Is there a way of tracking whether ESG funds perform better than non-ESG funds?

Looking at more than 2,000 peer-reviewed academic studies on the correlation between sustainable investing and financial returns, more than 90% of these showed either a neutral or positive correlation between financial performance and sustainable investment (making sure they were accounting for previously considered environmental and social externalities). That’s pretty strong evidence that investing sustainably will not cause financial underperformance.

We think that this is happening in real estate, too. It shows through in values. The first way is looking at occupier costs. If you’re looking at any efficiencies, you will reduce cost in use. Will it reduce void rates as well? Occupiers are looking for new offices and they want to go to the most cost-effective ones. Environmental efficiencies go hand-in-hand with that. Tenants often say they’ve got a younger demographic of workers coming through and those people expect more of a co-working environment that has places to socialise, green walls, accessibility, plus health and wellbeing benefits. ESG can give you a broader pool of potential tenants, and help you avoid and reduce vacancies.

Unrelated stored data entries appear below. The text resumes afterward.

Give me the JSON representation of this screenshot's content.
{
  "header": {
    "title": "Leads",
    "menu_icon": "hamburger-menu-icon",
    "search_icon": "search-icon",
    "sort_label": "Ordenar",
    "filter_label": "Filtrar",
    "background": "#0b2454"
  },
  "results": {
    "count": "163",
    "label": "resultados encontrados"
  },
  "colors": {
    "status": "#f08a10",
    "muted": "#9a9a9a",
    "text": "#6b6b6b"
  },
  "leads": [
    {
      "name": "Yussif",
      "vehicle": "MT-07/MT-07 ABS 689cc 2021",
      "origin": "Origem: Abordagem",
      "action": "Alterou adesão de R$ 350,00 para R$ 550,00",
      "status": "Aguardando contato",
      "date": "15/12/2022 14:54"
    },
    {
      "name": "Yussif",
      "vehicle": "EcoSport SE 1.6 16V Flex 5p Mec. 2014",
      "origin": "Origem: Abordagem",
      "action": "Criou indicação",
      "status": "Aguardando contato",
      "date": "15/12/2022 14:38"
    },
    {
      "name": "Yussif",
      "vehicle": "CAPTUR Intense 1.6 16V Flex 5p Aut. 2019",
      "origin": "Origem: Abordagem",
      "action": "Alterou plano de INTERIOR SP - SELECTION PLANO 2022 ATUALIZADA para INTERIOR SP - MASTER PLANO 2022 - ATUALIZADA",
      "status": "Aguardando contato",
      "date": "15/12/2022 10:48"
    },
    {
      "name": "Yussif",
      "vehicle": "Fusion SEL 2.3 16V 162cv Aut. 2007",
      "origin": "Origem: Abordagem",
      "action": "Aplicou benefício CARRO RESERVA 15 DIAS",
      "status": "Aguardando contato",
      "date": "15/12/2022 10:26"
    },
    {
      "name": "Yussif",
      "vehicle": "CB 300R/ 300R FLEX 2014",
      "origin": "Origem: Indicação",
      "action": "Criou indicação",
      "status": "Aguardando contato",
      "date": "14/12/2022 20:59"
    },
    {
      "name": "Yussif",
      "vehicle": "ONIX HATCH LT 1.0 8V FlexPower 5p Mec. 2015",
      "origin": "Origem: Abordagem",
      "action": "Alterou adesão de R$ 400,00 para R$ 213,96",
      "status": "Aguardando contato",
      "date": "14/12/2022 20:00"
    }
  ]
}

How do you measure the impact of ESG? Is there a way of demonstrating performance and track record to investors?

Environmental performance is easier to measure than social aspects, which require a more qualitative approach and can be highly context specific. You can say we’ve invested in this many social houses, housed this many people and provided economic support for this many people. But what is the socio-economic demographic of those people? Has the investment led to sustained, long-term social impact or just a one-off metric? Until you can answer that, you are not getting the full story. That’s why there are many frameworks being developed to try and measure social impact. The main priority is making sure that you’ve got both quantitative and qualitative measurements, because the financial industry is obliged to report metrics to shareholders and regulators. It’s particularly important for investors to understand these metrics because they are increasingly becoming required to report on fund performance to their own beneficiaries – and this includes the ESG performance.

How will ESG and impact investing develop during the next few years?

One of the challenges is scaling an impact investment while maintaining the integrity of the impact it set out intending to create. Measuring impact, including the nuances which come with qualitative social impact, can be costly. You need expertise, money and resource to accurately assess the performance, especially the social performance, of an asset.

Yet, all the factors I’ve mentioned, whether E, S or G, are only going to become more urgent in 10, 20 or 30-years’ time. The real estate industry is shifting – it’s realising that ESG issues will affect it and that we can’t wait and act in 10 years. We need to tackle the issue now.